The valuing of information over creativity and experience are also part of the current crisis in higher education, in all education:

(From The Nation) Online courses, distance learning, do-it-yourself instruction: this is the future we’re being offered. Why teach a required art history course to twenty students at a time when you can march them through a self-guided online textbook followed by a multiple-choice exam? Why have professors or even graduate students grade papers when you can outsource them to BAs around the country, even the world? Why waste time with office hours when students can interact with their professors via e-mail? (Read more…)
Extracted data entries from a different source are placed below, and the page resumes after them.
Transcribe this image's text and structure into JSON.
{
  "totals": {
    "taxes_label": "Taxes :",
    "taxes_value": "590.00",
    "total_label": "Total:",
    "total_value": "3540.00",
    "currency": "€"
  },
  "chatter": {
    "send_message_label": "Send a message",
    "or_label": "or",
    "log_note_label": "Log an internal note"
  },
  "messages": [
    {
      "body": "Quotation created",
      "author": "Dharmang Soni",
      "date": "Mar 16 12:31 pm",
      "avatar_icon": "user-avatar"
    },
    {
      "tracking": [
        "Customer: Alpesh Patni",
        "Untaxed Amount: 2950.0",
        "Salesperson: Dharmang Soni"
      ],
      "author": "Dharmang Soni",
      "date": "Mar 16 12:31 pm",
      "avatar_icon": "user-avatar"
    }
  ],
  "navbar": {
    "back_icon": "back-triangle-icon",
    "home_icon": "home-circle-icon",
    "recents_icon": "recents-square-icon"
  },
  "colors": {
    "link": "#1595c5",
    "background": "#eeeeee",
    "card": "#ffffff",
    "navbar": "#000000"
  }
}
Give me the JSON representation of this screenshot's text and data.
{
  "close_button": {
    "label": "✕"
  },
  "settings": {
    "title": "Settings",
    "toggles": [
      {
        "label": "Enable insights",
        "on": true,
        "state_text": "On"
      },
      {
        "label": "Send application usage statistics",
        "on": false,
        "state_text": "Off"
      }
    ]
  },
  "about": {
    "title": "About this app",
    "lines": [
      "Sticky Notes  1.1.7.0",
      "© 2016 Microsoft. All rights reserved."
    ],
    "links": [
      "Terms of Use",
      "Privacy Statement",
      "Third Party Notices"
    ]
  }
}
[So as well as substituting information for experience, we also expect to substitute online teaching relationships for those that are face-to-face.  Where does it stop? With online marriages? How about Skyped parenting? If we have the whole world to choose from, surely there’s someone in India who’s a better parent that you.]

Instead of getting rid of primary school playgrounds, eliminating liberal arts programs, and emphasizing rote like the Tiger Mother, we should be doing the opposite—because, without our recognizing it, the Information Age has segued into the Creative Age. There’s no longer such thing as career or even information security, and starting right now everyone has to be an entrepreneur. That’s what recent college graduates are finding out, that there’s no safe job to slip into, no set path; they have to make the whole thing up.  As do we. Those of us who’ve been at whatever it is we do for any length of time, have to completely rethink it—and furthermore, understand that this process of reinvention is not going to stop.

This rapidly changing world is one for which artistswho have always had to make it upmay be the best prepared.

Who knew?

*This idea is not original. In Self-Reliance, Emerson calls “spontaneity” and “instinct” the “essence of life.” “We denote this primary wisdom as Intuition,” he says, “whilst all later teachings are tuition.”